Все было, как в настоящем стаде: одни — мальчишки-пастухи — как угорелые бегали с тынзеями[1]; другие — олени — хоркали, прыгали из стороны в сторону, увертывались от летящих на них арканов. Пастухи же хитрили: бежали наперерез оленям, пугали их криками и метко бросали тынзеи. Так ведут себя и настоящие оленеводы, когда им нужно поймать в стаде ездовых быков для нарт.
И вдруг в этой мешанине и суматохе раздался крик Женьки Канюкова:
— Упряжка!
И тотчас ребята забыли, кто из них пастух, кто олень. Женька показывал рукой на гребень зеленого холма; по нему бежала пятерка серых, впряженных в нарты оленей.
— Плохо бегут, — сказал мальчишка с царапиной на носу. — Или быки устали, или груз большой.
Скоро все увидели на нартах две фигурки. Собаки с лаем бросились навстречу упряжке. Вот упряжка обогнула озерцо, скрылась в лощине, вынырнула и олени вынесли нарты к самым чумам. Ребята окружили их, замолкли, разглядывая нового человека.
— Чего вытаращились, — сказал пастух дядя Ипат, слезая с нарт. — Товарища вам привез, чтоб не скучали.
— А нам и не скучно, — заявил мальчишка с косой царапиной на носу.

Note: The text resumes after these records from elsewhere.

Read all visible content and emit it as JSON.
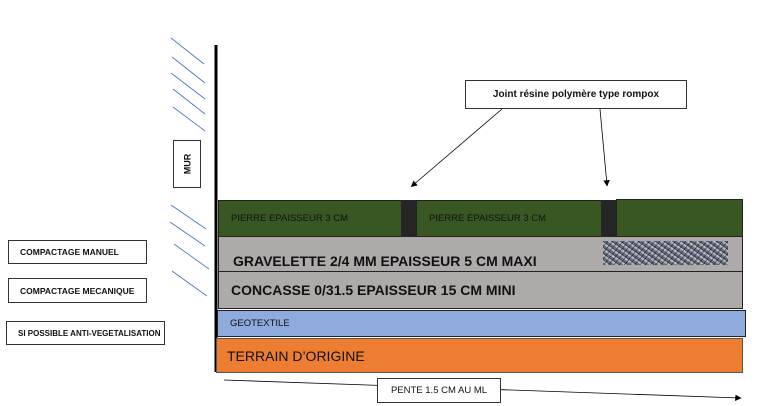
{
  "labels": {
    "mur": "MUR",
    "joint": "Joint résine polymère type rompox",
    "compactage_manuel": "COMPACTAGE MANUEL",
    "compactage_mecanique": "COMPACTAGE MECANIQUE",
    "anti_vegetalisation": "SI POSSIBLE ANTI-VEGETALISATION",
    "pente": "PENTE 1.5 CM AU ML"
  },
  "layers": {
    "pierre_1": "PIERRE EPAISSEUR 3 CM",
    "pierre_2": "PIERRE EPAISSEUR 3 CM",
    "gravelette": "GRAVELETTE 2/4 MM EPAISSEUR 5 CM MAXI",
    "concasse": "CONCASSE 0/31.5 EPAISSEUR 15 CM MINI",
    "geotextile": "GEOTEXTILE",
    "terrain": "TERRAIN D’ORIGINE"
  },
  "colors": {
    "pierre": "#385723",
    "joint": "#262626",
    "gravel_layer": "#aeaaaa",
    "geotextile": "#8faadc",
    "terrain": "#ed7d31",
    "hatch": "#4472c4"
  }
}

— Заткнись! — Женька замахнулся свернутым в моток тынзеем.
Небольшой человек, сидевший на нартах с пастухом, сдвинул с головы капюшон малицы, и на ребят неожиданно глянула краснощекая девчоночья мордашка с бойкими черными глазками. Девчонка поправила на затылке темные косички с синими бантиками и вздохнула.
— Голова прямо разболелась, — сказала она тоненьким голоском. — Как по морю.
Женька заинтересовался:
— А ты что, по морю плавала?
— Плавала, — сказала девчонка. — Из Архангельска в Нарьян-Мар на «Юшаре». Как ударит волна, как качнет, как подбросит вверх, а потом вниз — голова кружится и болит. А здесь вместо волн — кочки. — Девчонка тронула пальцами лоб.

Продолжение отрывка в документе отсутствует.